To the Editor:
I wrote in a letter to the Herald about how the different wage levels between the U.S. and most foreign countries makes it improbable that they will relocate factories to the U.S. In fact, since Trump took office, the U.S. has lost approximately 70,000 manufacturing jobs, 22,000 in August alone, and our trade deficit rose to $100 billion last month.
Seemingly, Trump’s Republican base isn’t even aware of the problem, that is, the problem that Americans either don’t have the skills or the mind-set to adopt work habits to compete with many countries in the world on a cost and quality basis, so Trump can boast of deals requiring other countries to set up manufacturing in the U.S., but it probably won’t happen to any appreciable extent with American workers.
Trump pretends not to see that, although it should be obvious to anyone with a modicum of intelligence and open eyes. After all, there was a documented lack of manufacturing employment gain due to his first term’s tariffs. So why don’t Republican politicians see that tariffs don’t produce domestic manufacturing?
Because tariffs, which our companies pay for import goods, go into federal coffers, which helps to offset the deficit that is produced each year by the tax cuts to the rich that Trump and supporters provided in his “One Big Beautiful Bill.”
America’s national debt has already reached a staggering $37 trillion as of August (1/5 of it created by Trump’s first four-year term alone!), representing approximately 124% of the nation’s gross domestic product – levels not seen since World War II.
More troubling, the Congressional Budget Office projects the debt-to-GDP ratio will climb 16% to an astonishing $42 trillion by 2028 unless the giveaway to the rich created by that bill is offset by tariff revenues.

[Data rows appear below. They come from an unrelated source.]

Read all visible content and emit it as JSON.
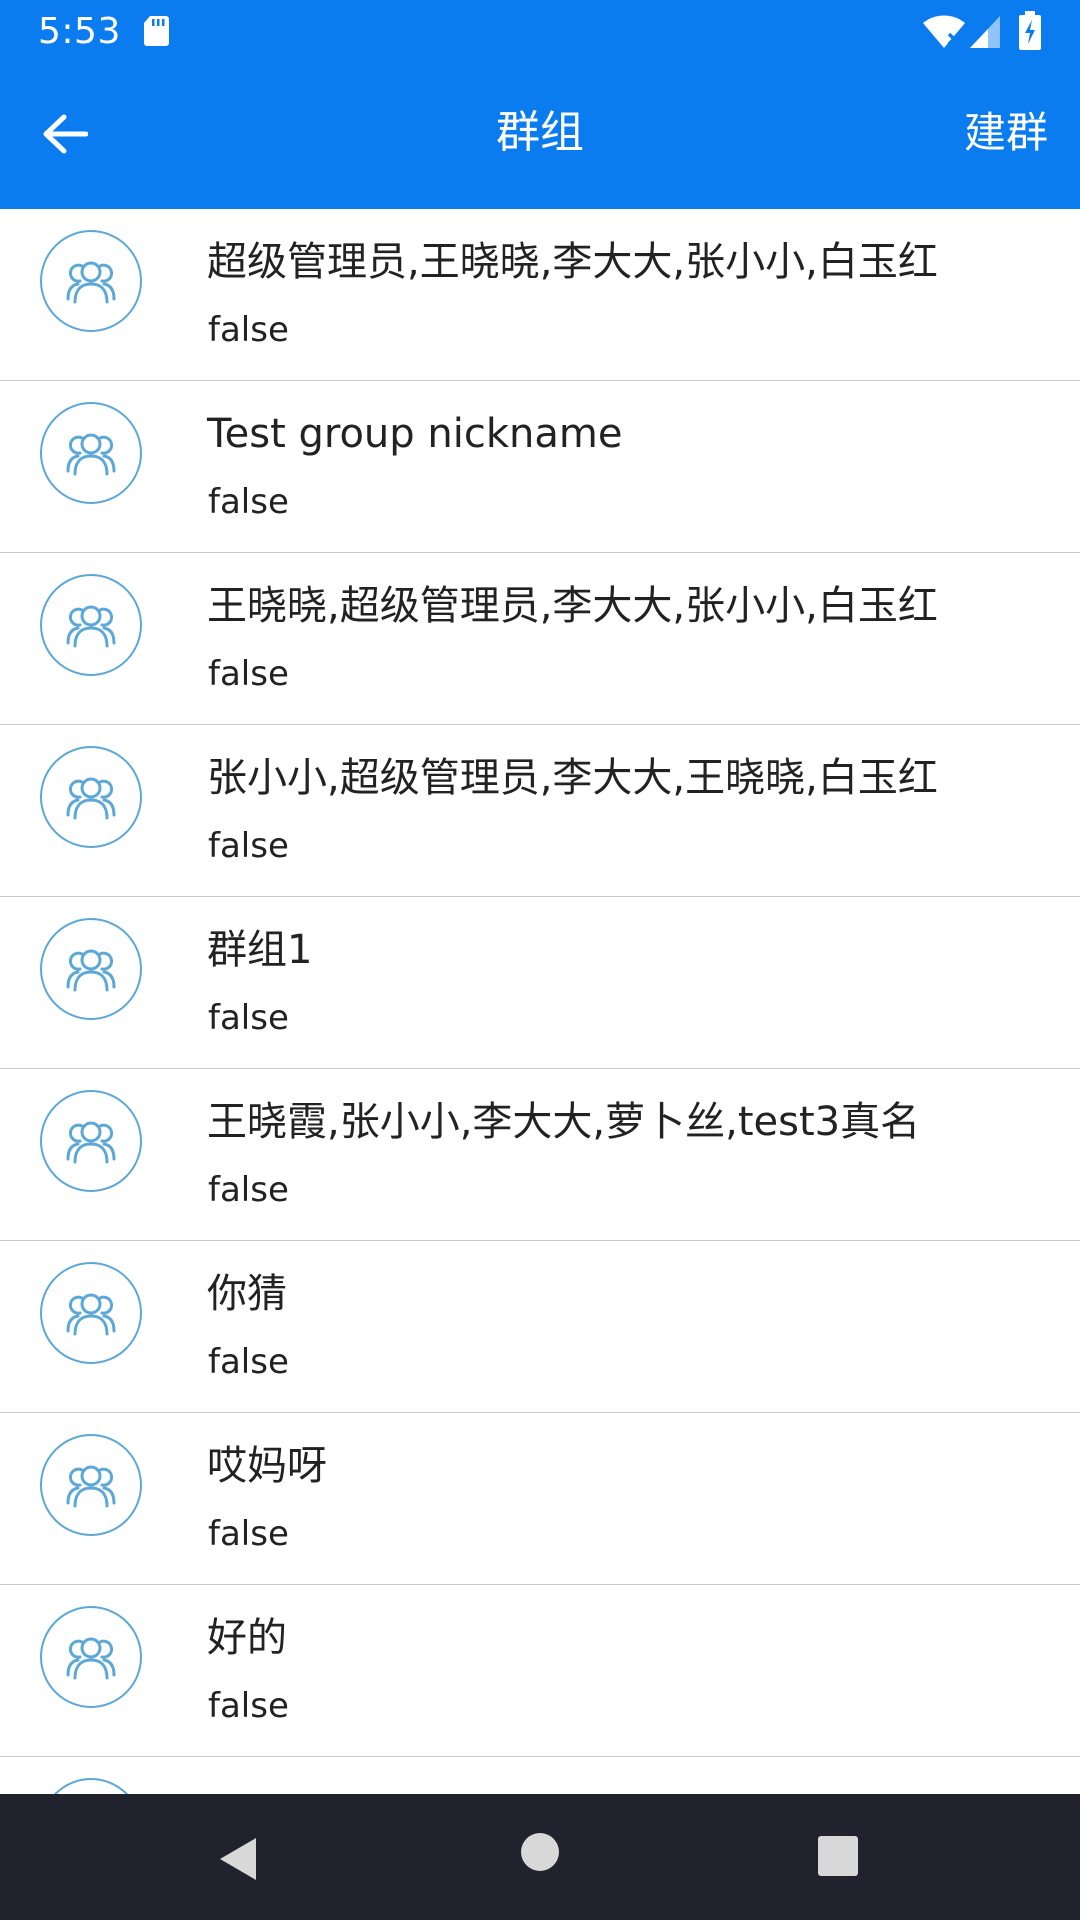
{
  "status_bar": {
    "time": "5:53",
    "icons": [
      "sd-card-icon",
      "wifi-icon",
      "signal-icon",
      "battery-charging-icon"
    ]
  },
  "app_bar": {
    "title": "群组",
    "action_label": "建群",
    "back_icon": "arrow-left-icon"
  },
  "colors": {
    "primary": "#0a7cf0",
    "avatar_stroke": "#5ba8d8",
    "divider": "#c8c8c8",
    "nav_bar": "#20232e"
  },
  "groups": [
    {
      "name": "超级管理员,王晓晓,李大大,张小小,白玉红",
      "status": "false"
    },
    {
      "name": "Test group nickname",
      "status": "false"
    },
    {
      "name": "王晓晓,超级管理员,李大大,张小小,白玉红",
      "status": "false"
    },
    {
      "name": "张小小,超级管理员,李大大,王晓晓,白玉红",
      "status": "false"
    },
    {
      "name": "群组1",
      "status": "false"
    },
    {
      "name": "王晓霞,张小小,李大大,萝卜丝,test3真名",
      "status": "false"
    },
    {
      "name": "你猜",
      "status": "false"
    },
    {
      "name": "哎妈呀",
      "status": "false"
    },
    {
      "name": "好的",
      "status": "false"
    }
  ],
  "nav_bar": {
    "icons": [
      "nav-back-icon",
      "nav-home-icon",
      "nav-recents-icon"
    ]
  }
}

And guess who pays those tariffs? As Trump’s ex-economic adviser, Gary Cohn, pointed out, “Poorer people end up paying a disproportionate percentage of the tariffs.”

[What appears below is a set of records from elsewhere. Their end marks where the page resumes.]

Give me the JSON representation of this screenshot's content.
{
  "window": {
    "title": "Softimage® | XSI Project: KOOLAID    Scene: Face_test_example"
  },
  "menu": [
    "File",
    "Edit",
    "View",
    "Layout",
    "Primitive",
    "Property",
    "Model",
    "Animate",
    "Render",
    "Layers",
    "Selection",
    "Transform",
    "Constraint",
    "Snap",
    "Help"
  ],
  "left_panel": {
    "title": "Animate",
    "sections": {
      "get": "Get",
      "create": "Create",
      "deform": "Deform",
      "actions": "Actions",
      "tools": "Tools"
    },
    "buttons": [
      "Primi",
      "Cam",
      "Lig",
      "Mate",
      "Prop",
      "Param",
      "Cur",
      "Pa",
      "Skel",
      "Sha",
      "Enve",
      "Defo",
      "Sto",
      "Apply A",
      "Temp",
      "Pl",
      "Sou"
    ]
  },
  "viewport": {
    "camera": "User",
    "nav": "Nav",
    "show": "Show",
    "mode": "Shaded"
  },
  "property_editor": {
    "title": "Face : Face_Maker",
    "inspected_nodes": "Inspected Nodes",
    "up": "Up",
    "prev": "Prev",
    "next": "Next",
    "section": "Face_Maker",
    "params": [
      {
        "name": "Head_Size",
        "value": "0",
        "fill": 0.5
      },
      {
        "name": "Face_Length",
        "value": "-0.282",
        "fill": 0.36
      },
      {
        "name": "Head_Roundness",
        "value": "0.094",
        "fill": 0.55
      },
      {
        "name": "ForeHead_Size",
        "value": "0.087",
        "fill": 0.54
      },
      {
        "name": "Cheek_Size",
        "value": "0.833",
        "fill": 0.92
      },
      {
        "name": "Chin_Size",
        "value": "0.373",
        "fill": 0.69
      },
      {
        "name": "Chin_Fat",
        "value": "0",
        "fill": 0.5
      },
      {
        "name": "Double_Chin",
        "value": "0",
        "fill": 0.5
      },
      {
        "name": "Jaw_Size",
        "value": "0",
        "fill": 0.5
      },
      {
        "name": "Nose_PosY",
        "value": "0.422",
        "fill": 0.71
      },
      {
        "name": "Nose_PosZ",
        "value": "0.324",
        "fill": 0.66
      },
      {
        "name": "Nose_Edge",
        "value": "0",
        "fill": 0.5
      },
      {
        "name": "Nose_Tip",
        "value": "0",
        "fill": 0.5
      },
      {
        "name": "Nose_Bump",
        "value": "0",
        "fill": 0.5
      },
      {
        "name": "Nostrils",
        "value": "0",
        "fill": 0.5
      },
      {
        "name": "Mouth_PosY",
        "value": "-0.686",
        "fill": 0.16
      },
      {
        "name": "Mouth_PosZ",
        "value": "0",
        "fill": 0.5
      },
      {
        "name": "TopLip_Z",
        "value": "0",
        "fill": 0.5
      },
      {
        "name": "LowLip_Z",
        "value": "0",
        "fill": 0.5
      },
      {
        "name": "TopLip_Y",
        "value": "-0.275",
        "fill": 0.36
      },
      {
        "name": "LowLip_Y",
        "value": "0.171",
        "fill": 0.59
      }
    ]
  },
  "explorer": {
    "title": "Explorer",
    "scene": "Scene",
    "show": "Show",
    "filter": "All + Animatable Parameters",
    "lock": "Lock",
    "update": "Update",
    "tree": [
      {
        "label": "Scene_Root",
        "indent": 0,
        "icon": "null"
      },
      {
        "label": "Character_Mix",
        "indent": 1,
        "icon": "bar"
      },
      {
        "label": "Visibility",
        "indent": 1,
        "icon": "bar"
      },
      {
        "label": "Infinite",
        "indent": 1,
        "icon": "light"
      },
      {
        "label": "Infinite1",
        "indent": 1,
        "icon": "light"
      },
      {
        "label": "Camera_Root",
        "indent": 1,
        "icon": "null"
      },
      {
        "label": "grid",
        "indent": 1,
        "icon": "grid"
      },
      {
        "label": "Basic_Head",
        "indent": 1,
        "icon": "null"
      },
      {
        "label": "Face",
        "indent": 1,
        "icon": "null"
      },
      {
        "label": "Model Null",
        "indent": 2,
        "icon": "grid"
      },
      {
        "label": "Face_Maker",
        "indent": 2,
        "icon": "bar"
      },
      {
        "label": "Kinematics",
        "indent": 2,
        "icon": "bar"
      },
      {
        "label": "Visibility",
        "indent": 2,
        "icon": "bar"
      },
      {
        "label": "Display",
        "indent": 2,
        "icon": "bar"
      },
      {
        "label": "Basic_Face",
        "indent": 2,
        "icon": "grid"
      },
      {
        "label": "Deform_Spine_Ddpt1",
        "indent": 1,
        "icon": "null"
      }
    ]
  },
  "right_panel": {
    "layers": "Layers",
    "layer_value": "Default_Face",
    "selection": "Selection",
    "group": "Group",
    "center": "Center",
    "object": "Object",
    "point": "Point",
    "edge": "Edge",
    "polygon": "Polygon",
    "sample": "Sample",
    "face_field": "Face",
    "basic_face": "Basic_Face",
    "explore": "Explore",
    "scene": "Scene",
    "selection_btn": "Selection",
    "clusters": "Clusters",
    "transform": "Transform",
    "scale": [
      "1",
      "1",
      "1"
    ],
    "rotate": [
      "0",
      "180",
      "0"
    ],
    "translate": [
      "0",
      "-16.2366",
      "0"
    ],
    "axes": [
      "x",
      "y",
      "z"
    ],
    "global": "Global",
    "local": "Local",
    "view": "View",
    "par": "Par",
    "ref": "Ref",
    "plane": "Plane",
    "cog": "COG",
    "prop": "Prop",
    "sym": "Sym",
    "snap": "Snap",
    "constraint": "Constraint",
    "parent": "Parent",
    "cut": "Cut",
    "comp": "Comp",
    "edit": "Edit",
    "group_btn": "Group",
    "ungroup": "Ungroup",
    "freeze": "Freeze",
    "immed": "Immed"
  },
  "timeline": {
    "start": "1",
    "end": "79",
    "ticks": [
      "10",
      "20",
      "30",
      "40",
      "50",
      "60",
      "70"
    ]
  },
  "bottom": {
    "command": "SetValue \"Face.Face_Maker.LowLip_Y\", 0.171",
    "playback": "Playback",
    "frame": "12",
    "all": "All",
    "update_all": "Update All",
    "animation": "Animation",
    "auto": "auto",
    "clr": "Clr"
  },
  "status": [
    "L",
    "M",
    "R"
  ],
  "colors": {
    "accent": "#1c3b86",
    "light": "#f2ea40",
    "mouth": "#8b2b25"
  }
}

But the other side of the question remains, who benefits most from the debt created by that bill? Well, the Congressional Budget Office says that the lower 40% of income earners would lose about 4% of their after-tax income, but the top 1% of incomes would gain about 3% for theirs.
So, essentially Jeff Van Drew’s vote for the One Big Beautiful Bill clinched a massive transfer of wealth from the poorer to the richer, but the massive federal debt incurred will be disguised by tariff revenues, which will mainly be paid by the lower 60% of our people.

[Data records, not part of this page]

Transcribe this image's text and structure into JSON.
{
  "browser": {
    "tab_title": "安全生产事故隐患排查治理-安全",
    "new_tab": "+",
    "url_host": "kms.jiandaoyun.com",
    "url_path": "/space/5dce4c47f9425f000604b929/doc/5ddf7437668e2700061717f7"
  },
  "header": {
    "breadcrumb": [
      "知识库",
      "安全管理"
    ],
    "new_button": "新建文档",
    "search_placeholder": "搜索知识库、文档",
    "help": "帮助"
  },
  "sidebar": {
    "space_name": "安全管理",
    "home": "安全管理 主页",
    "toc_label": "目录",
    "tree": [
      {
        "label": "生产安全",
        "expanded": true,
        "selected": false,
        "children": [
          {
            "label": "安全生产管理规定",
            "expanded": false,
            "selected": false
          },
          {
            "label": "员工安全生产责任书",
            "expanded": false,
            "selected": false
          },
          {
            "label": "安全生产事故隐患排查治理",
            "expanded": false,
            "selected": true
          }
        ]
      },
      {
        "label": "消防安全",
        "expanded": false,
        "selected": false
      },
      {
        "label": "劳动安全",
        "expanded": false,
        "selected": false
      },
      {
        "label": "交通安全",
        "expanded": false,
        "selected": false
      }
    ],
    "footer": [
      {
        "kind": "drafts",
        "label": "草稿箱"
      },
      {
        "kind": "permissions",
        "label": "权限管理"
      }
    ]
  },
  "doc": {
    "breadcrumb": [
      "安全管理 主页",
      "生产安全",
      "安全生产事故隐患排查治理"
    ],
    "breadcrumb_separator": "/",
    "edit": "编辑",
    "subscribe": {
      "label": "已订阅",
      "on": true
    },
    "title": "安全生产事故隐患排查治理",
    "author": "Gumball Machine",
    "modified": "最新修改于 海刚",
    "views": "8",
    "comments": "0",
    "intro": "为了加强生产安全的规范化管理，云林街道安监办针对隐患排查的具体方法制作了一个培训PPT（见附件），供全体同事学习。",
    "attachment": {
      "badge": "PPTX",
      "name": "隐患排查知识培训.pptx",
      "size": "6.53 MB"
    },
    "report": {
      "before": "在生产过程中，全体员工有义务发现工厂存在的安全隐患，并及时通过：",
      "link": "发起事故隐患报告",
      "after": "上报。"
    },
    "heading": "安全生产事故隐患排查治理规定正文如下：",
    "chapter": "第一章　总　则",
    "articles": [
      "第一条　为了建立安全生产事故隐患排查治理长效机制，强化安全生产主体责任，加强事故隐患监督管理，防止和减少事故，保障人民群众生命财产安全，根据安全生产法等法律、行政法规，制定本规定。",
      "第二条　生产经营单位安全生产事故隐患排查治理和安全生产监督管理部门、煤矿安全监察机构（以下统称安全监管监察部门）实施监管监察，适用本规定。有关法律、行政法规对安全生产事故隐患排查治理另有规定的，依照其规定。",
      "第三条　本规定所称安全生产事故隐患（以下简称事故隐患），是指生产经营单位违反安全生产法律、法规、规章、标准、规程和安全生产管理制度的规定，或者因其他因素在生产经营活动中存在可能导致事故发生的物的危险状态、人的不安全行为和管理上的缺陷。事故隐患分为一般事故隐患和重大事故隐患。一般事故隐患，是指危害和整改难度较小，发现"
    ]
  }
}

Trump is a notorious junk salesman, hawking everything from sneakers to watches to Bibles, but I don’t think we’ve ever seen anyone pull a scam this huge on the U.S. as a whole. He couldn’t have done this one without the help of grifting Republican allies.
Will this colossal scam dissolve if the Supreme Court voids those tariffs? Maybe. I hope so, but given the ability of the know-nothing Republican Congress to pass legally similar tariffs, I wouldn’t lay money on it.